C’est difficile, il y en a tellement… Si je devais retenir une chose, ce serait l’implication des enfants. Leur entrain et leur bonne humeur. Ils ont envie d’apprendre. On a souvent des préjugés contre certains enfants ou groupes. Mais dès qu’on commence à travailler avec eux, on se rend compte que personne n’a envie de se disputer.
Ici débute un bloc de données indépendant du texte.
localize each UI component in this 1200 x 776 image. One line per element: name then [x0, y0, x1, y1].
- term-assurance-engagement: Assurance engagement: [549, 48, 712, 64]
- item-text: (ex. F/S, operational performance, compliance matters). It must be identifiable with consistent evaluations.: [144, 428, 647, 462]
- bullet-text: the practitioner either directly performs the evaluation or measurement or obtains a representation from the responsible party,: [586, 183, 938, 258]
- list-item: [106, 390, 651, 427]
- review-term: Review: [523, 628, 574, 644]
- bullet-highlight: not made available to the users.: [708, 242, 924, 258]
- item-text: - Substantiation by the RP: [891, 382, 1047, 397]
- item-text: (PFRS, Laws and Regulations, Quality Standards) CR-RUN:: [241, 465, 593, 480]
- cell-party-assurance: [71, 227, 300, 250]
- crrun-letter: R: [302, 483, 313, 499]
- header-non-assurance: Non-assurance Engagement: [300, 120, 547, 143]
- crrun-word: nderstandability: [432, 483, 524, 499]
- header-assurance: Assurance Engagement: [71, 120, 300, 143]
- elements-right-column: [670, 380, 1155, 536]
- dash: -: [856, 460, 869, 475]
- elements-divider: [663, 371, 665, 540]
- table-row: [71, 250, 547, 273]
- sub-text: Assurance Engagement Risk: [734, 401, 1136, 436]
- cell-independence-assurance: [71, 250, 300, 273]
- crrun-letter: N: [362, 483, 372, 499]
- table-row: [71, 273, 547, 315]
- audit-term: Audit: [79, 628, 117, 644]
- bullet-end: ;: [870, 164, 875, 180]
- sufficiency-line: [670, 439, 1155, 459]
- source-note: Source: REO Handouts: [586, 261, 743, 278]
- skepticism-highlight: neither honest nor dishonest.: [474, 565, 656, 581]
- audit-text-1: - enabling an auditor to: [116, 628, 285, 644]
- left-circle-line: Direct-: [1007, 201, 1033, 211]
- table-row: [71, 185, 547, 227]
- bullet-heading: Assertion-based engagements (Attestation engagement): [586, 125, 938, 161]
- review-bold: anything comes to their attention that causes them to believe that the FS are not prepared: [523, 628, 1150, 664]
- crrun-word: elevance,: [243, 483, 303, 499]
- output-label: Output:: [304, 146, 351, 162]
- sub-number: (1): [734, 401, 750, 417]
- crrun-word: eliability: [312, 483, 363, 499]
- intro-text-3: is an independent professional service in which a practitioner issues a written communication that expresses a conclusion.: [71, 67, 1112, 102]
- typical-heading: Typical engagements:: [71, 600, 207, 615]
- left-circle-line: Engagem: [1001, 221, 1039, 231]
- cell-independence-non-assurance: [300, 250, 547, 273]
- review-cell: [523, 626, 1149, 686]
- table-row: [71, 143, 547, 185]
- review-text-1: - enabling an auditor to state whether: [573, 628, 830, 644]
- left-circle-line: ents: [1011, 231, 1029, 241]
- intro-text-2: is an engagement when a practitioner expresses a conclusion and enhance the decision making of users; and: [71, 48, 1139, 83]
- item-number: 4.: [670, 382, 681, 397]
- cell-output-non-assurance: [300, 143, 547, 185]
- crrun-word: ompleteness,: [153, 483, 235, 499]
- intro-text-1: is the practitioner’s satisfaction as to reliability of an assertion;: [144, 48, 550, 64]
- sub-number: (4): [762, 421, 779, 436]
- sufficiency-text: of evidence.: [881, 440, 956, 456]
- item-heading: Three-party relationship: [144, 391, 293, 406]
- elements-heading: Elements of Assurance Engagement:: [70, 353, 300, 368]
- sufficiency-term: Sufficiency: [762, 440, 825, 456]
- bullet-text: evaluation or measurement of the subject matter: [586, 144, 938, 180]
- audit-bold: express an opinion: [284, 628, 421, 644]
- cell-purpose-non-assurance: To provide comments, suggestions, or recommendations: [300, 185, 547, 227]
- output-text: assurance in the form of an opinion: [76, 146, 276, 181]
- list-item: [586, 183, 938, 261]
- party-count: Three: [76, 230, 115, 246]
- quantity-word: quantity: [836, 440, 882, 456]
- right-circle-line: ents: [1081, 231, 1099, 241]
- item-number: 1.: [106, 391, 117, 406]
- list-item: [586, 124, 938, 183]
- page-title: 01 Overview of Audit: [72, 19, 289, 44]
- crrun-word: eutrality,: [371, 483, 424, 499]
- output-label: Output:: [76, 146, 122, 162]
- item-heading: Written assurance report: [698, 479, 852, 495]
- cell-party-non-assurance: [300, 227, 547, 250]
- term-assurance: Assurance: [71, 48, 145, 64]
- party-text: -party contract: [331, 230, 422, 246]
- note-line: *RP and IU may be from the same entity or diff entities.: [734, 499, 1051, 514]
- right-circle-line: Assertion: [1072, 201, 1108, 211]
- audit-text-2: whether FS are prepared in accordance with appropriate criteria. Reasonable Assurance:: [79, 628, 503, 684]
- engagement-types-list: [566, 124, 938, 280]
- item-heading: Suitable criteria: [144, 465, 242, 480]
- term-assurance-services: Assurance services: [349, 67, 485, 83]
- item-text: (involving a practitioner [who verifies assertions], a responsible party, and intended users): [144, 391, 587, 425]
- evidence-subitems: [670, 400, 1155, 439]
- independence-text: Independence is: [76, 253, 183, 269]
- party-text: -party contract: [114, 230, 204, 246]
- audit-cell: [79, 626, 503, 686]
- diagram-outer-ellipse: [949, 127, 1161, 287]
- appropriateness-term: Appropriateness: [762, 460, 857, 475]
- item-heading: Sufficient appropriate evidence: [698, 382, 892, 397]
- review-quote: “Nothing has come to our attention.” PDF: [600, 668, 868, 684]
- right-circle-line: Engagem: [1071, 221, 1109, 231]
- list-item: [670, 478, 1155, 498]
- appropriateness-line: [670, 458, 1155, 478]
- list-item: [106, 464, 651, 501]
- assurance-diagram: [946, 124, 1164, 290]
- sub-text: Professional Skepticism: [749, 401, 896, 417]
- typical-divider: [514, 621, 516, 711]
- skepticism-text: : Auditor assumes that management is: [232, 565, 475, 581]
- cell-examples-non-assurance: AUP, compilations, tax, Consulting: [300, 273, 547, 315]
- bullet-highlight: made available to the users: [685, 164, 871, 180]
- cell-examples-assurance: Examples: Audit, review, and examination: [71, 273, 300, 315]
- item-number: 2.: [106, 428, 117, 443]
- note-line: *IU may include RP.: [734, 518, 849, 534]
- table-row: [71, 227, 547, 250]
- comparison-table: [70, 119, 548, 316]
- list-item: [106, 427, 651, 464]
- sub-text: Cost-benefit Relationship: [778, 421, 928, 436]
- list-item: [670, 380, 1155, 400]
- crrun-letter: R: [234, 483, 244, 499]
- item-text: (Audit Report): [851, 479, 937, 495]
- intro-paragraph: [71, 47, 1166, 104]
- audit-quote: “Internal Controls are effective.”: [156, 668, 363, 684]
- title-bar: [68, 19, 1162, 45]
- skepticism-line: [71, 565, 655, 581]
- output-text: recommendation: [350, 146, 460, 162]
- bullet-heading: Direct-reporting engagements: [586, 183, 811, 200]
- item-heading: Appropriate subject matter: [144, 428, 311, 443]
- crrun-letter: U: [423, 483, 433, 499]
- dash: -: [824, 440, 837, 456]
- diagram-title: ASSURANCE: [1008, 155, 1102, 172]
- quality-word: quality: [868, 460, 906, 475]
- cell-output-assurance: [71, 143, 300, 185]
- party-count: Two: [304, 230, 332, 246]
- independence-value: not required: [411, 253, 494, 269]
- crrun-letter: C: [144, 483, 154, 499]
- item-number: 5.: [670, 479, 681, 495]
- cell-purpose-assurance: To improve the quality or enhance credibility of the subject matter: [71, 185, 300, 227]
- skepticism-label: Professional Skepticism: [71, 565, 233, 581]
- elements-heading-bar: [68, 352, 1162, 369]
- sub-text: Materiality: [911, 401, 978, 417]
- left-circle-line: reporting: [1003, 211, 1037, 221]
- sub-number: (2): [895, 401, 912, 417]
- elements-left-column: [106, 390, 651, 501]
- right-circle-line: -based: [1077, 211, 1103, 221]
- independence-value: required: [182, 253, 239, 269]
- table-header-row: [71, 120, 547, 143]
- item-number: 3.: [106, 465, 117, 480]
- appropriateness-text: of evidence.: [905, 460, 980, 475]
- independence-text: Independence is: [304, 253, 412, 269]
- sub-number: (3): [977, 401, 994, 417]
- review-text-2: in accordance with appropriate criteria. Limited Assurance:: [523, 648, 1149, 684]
Nous voulons tous vivre en harmonie et régler nos différends sans violence. J’ai été frappé de voir tous les enfants participer activement, les introvertis comme les extravertis, les Suisses d’origine comme ceux nés dans un autre pays. J’ai trouvé cela très enrichissant.

Pourquoi t’engages-tu en faveur de la Croix-Rouge?
Avant tout, j’ai envie de rendre un peu de ce qui m’a été donné. Ces dernières années, j’ai eu beaucoup de chance. J’ai réalisé mon rêve en faisant de ma passion un métier, j’ai vécu beaucoup de moments très positifs. Aujourd’hui, je veux redonner un peu de mon bonheur. Notamment aux enfants, avec qui j’aime travailler et que je suis heureux de voir progresser et s’engager. C’est ma petite contribution à un monde meilleur.